11 Nov 2016 – 19 Feb 2017
Tartu Art Museum
The exhibition includes numerous artists associated with the Pallas art school, such as Nikolai Triik, Johannes Võerahansu and Kaarel Liimand, as well as Baltic German artists from the 19th century. The aim of the exhibition is to introduce the museum’s collections through works from the last two centuries depicting Tartu. This selection offers a historic overview of the changes in the perception and representation of Tartu and its symbolic locations.

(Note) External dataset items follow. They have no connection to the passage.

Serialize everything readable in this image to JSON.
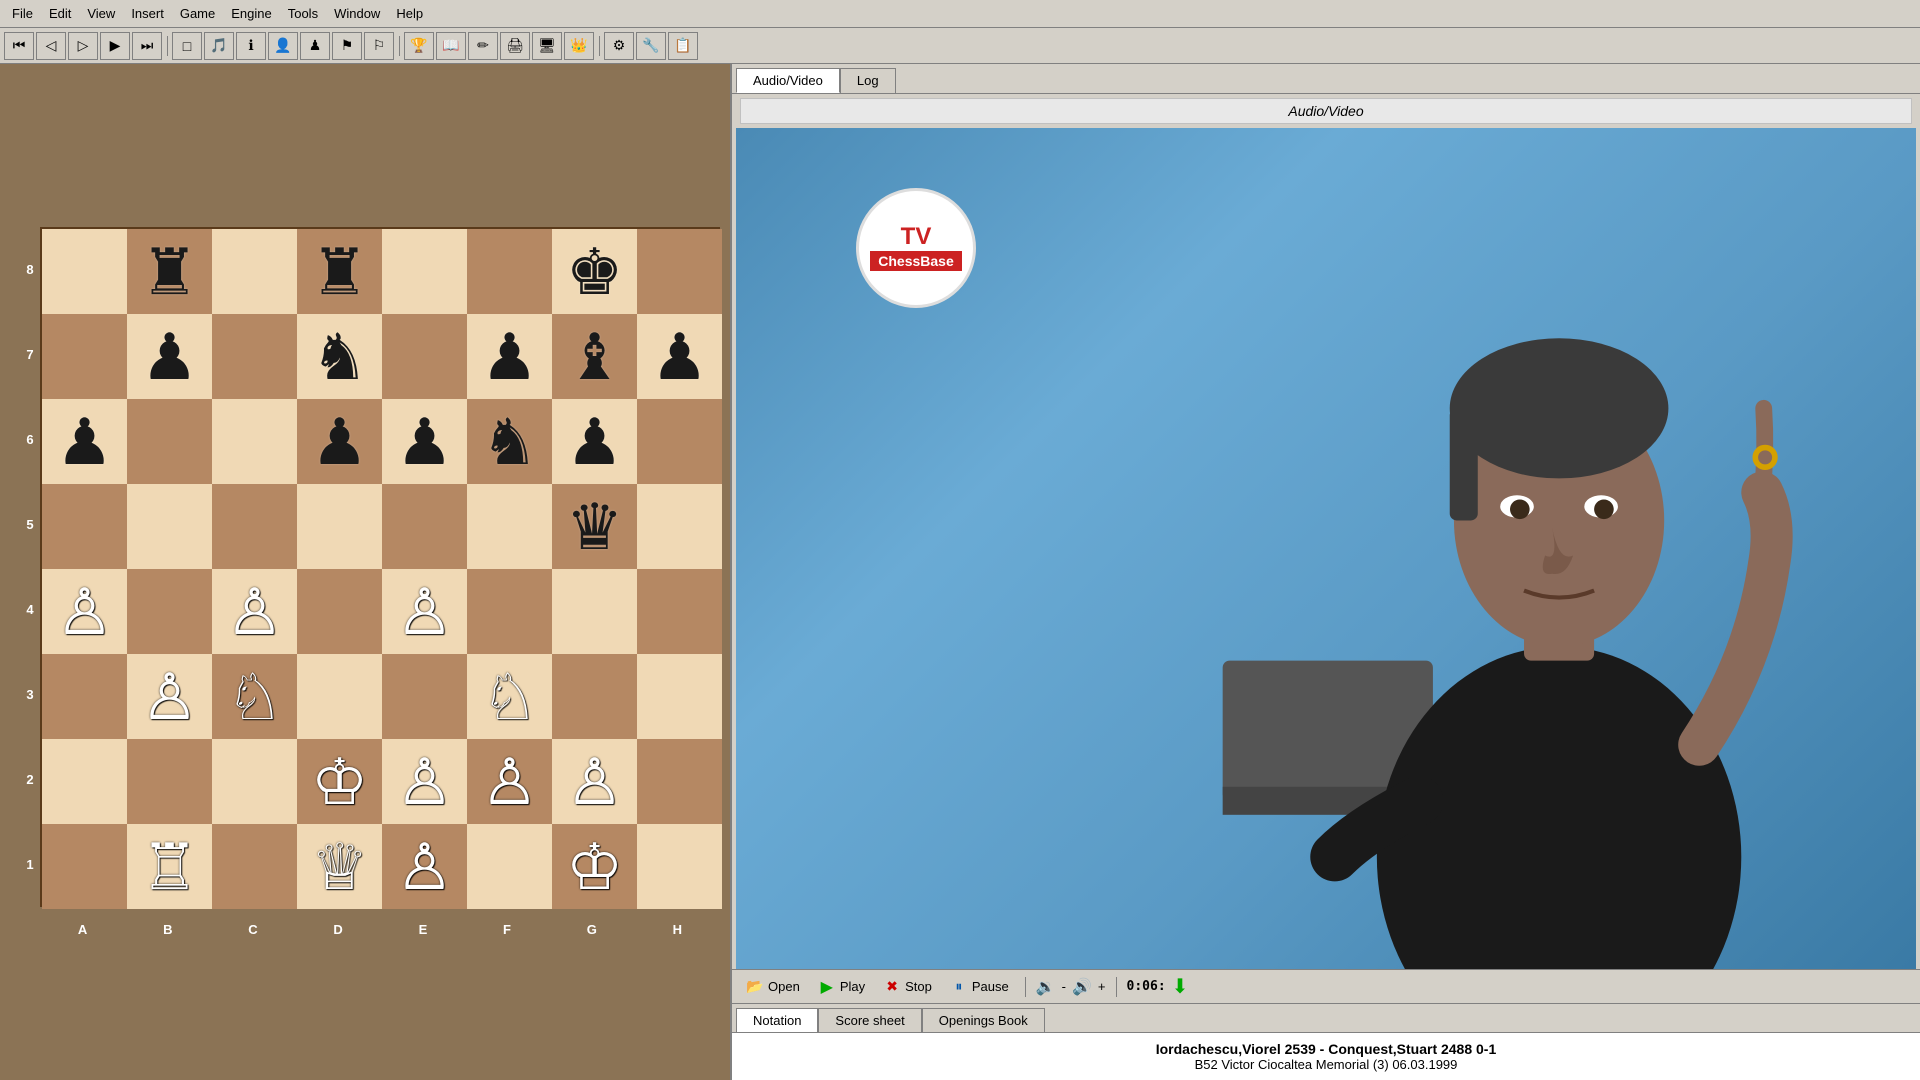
{
  "menubar": {
    "items": [
      "File",
      "Edit",
      "View",
      "Insert",
      "Game",
      "Engine",
      "Tools",
      "Window",
      "Help"
    ]
  },
  "toolbar": {
    "nav_buttons": [
      "⏮",
      "◁",
      "▷",
      "▶",
      "⏭"
    ],
    "icons": [
      "□",
      "🎵",
      "ℹ",
      "👤",
      "♟",
      "⚑",
      "🏳",
      "🏆",
      "📖",
      "✏",
      "🖨",
      "🖥",
      "👑",
      "⚙",
      "🔧",
      "📋"
    ]
  },
  "board": {
    "ranks": [
      "8",
      "7",
      "6",
      "5",
      "4",
      "3",
      "2",
      "1"
    ],
    "files": [
      "A",
      "B",
      "C",
      "D",
      "E",
      "F",
      "G",
      "H"
    ],
    "pieces": {
      "a8": "",
      "b8": "♜",
      "c8": "",
      "d8": "♜",
      "e8": "",
      "f8": "",
      "g8": "♚",
      "h8": "",
      "a7": "",
      "b7": "♟",
      "c7": "",
      "d7": "♞",
      "e7": "",
      "f7": "♟",
      "g7": "♝",
      "h7": "♟",
      "a6": "♟",
      "b6": "",
      "c6": "",
      "d6": "♟",
      "e6": "♟",
      "f6": "♞",
      "g6": "♟",
      "h6": "",
      "a5": "",
      "b5": "",
      "c5": "",
      "d5": "",
      "e5": "",
      "f5": "",
      "g5": "♛",
      "h5": "",
      "a4": "♙",
      "b4": "",
      "c4": "♙",
      "d4": "",
      "e4": "♙",
      "f4": "",
      "g4": "",
      "h4": "",
      "a3": "",
      "b3": "♙",
      "c3": "♘",
      "d3": "",
      "e3": "",
      "f3": "♘",
      "g3": "",
      "h3": "",
      "a2": "",
      "b2": "",
      "c2": "",
      "d2": "♔",
      "e2": "♙",
      "f2": "♙",
      "g2": "♙",
      "h2": "",
      "a1": "",
      "b1": "♖",
      "c1": "",
      "d1": "♕",
      "e1": "♙",
      "f1": "",
      "g1": "♔",
      "h1": ""
    }
  },
  "av_panel": {
    "tabs": [
      "Audio/Video",
      "Log"
    ],
    "active_tab": "Audio/Video",
    "title": "Audio/Video"
  },
  "video_controls": {
    "open_label": "Open",
    "play_label": "Play",
    "stop_label": "Stop",
    "pause_label": "Pause",
    "vol_minus": "-",
    "vol_plus": "+",
    "time": "0:06:"
  },
  "notation_panel": {
    "tabs": [
      "Notation",
      "Score sheet",
      "Openings Book"
    ],
    "active_tab": "Notation",
    "game_title": "Iordachescu,Viorel 2539  -  Conquest,Stuart  2488  0-1",
    "game_subtitle": "B52  Victor Ciocaltea Memorial (3) 06.03.1999"
  }
}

4th Tartu Winter Music Festival
01 Jan – 08 Jan
Tartu St John’s Church
The Tartu Winter Music Festival is a festival of chamber music in Tartu that offers lovely classics and musical display by Tartu’s very own professional musicians in Tartu St. John’s Church on every day of the first week of the new year. In addition to seasoned and already well-known professional musicians such as countertenor Ivo Posti and guitarist Kristo Käo, piano duo Jorma Toots and Ebe Müntel, the 2017 Tartu Winter Music Festival will also include a recital by the new young concertmaster of the Vanemuine Theatre Symphony Orchestra, Linda-Anette Suss.
6th bachFest Tallinn
01 Jan – 07 Jan
Different venues in Tallinn
For the sixth year in a row, Tallinn will start the New Year with marvelous sounds of music by the famous German composer Johann Sebastian Bach. The festival has become a tradition and an original, warm and beautiful New Year’s greeting of Tallinn to all the inhabitants and visitors of our capital.
The Ilves Sisters “Happy New Year”
28 Dec/29 Dec/ 30Dec/
Vanemuine Concert Hall/St Charles Church in Tallinn/Rapla Cultural Centre
The Ilves Sisters consists of bright, talented, and cheerful sisters, who started their life as musicians in childhood already and gave their first concerts at the time. The time of holidays is meant to be spent with the family. On the stage, as well. The Ilves Sisters also value their family and what could be more beautiful than seeing five sisters showing their love for music as well as for their family by making music together on the stage. In December, The Ilves Sisters give ten spectacular concerts. Their repertoire includes cheerful, energetic Christmas songs as well as romantically slow pieces of music of beautiful wintry atmosphere.
Christmas cinema of Pärnu’s Museum of New Art
07 Dec 2016 – 07 Jan 2017
Pärnu Museum of New Art
New arthouse-type cinema will be brought to the people of Pärnu by the Museum of New Art in collaboration with Pärnu Film Festival.. Arthouse films from Estonia as well as abroad will be brought to the audience at first as the Christmas cinema programme compiled to have added value – meaning, selecting films, which have both educational content as well as high artistic value.
Exhibition “Ball and biscuit”
09 Dec 2016 – 08 Jan 2017
Artist-run space Kraam
The title of the exhibition is a reference to the microphone STC 4021, which was called “ball and biscuit” because of the unusual visual form of the microphone. The same microphone was used by the band White Stripes when they recorded their album “Elephant” (2003). In this album they also have a single which is called by the name of this microphone.
The artist have made three installations to this exhibition: room installation “Heliocube” by sound artist Hello Upan, which is a sound installation and a live performance-room built to this environment. Then Liisi Eelmaa has made an installation from clothes called “The Blooms of the Jungle”, where the artist has been processing underwear in silk-printing technique, giving it a new look and meaning. Artist Killu Sukmit’s room installation “The Art Blanket” is a blanket, which you can conceptually take on to yourself as an empowering blanket of art, which will keep you warm ideologically and culturally.